Windows process starts -> CLR loaded into it -> managed heap initialized -> a thread created ->
As the just-in-time(JIT) compiler converts method M3’s Intermediate Language(IL) code into native CPU instructions, it notices all the types refferred to inside M# and CLR ensures that the assemblies that define these types are loaded. Then, using the assembly’s metadata, the CLR extracts infos about these types and creates some data structures to represent the types themselves.(The data sturctures for Employee and Manager are shown above, and called type object).
The content of type object:
- All objects on the heap contain two overhead members: type object pointer and sync block index.
- The bytes that back these static data fields are allocated within the type objects themselves.
- A method table with one entry per method defined
After the type objects required created and the code for M3 compiled, the CLR allows the thread to execute M3’s native code. Prologue code executes to allocate local variables(initialized to null or 0, no default constructor will be called, and C# compiler complains if you attempts to read from a local variable that you have not explicitly initialized in source code. 更具体地说，函数中如此则编译错误；类全局空间如此则NullReferenceException).
Then, M3 executes its code to construct a Manager object. It has a type object pointer(initialized to refer to the object’s correspoinding type object), a sync block index, and the bytes necessary to hold all of the instance data fields defined by the Manager type and any base classes of it. Mind that all of these are allocated in heap, NOT stack. The new operator returns the memory address of the Manager object, which is saved in the variable e on the thread’s stack.
For static method: JIT compiler locates the type object, then the entry in its method table that refers to the static method being called, JITs the method(if necessary), and calls the JITted code.
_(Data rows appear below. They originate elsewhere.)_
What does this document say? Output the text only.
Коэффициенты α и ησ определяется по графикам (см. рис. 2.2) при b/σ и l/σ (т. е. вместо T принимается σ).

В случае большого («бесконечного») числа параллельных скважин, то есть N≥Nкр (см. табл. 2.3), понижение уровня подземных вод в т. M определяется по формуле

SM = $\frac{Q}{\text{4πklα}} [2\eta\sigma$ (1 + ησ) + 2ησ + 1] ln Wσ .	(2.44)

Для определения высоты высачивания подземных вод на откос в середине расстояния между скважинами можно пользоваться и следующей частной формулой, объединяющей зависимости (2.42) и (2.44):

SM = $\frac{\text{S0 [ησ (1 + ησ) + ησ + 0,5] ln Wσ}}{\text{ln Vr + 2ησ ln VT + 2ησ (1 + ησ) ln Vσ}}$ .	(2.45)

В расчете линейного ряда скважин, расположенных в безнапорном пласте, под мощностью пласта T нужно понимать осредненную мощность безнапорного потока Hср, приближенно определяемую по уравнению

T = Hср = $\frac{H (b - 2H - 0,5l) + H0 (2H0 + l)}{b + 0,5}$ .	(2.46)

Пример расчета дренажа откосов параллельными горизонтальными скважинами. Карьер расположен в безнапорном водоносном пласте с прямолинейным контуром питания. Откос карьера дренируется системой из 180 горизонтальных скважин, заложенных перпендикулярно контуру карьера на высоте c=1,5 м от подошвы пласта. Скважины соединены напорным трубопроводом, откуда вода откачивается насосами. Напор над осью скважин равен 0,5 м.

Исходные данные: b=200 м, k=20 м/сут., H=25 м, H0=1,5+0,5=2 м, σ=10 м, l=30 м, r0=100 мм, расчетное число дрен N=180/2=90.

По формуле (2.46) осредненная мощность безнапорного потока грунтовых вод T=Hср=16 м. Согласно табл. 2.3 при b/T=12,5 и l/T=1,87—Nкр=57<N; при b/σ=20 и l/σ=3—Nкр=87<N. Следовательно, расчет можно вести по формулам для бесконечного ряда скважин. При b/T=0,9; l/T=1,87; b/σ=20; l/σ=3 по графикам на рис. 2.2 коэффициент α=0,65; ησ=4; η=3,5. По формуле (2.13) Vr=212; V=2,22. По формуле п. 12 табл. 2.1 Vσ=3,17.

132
At this time, the first Manager object has no one to refer to and is a prime cadidate for being garbage collected.
For nonvirtual instance method: JIT compiler locates the type object that corresponds to the type of the variable being used to make the call(not necessary where the type object pointer refer to), then calls the method if it’s defined in this type; if not, it will climb down the class hierarchy until it reaches the method and then call it.
For virtual instance method: JIT compiler locates the type object according to the type object pointer, which is the actual type of the object.(This is to say, assume the type return by Lookup is Manager, then the pointer points to Manager) Of course, if the method is not overridden(mind that name hiding is not override), it will walk through the class hierarchy until it meets someone override this method.

// demo:)

class A{
    public int fuck(){return 1;}
    public virtual int you(){reutrn 10;}
}

class B : A{
    public int fuck(){return 2;}
    public override int you(){reutrn 20;}
}

class C : B{
    public int you(){return 200;}
}

class Program{
    static void main(String[] args){
        A a = new A();
        a.fuck(); // 1
        a.you(); // 10
        B b = new B();
        b.fuck(); // 2
        b.you(); // 20
        C c = new C();
        c.fuck(); // 2
        c.you(); // 30
        A d = new C();
        d.fuck(); // 1
        d.you(); // 20, NOT 30!!! Name hiding is NOT overriding
        A e = new B();
        e.fuck(); // 1
        e.you(); // 20
    }
}

What’s type object

Type object will point to the object’s type. And we can see that the Employee and Manager type objects both contain type object pointer members, because type objects are actually objects themselves. Their types are System.Type, so their type object pointer will points to System.Type’s type object. As for the type object pointer of System.Type’s type object, it just refers to itself as we can see in the picture above. BTW, System.Object.GetType() simply returns the address stored in the specified object’s type object pointer member, that is, a pointer to an object’s type object.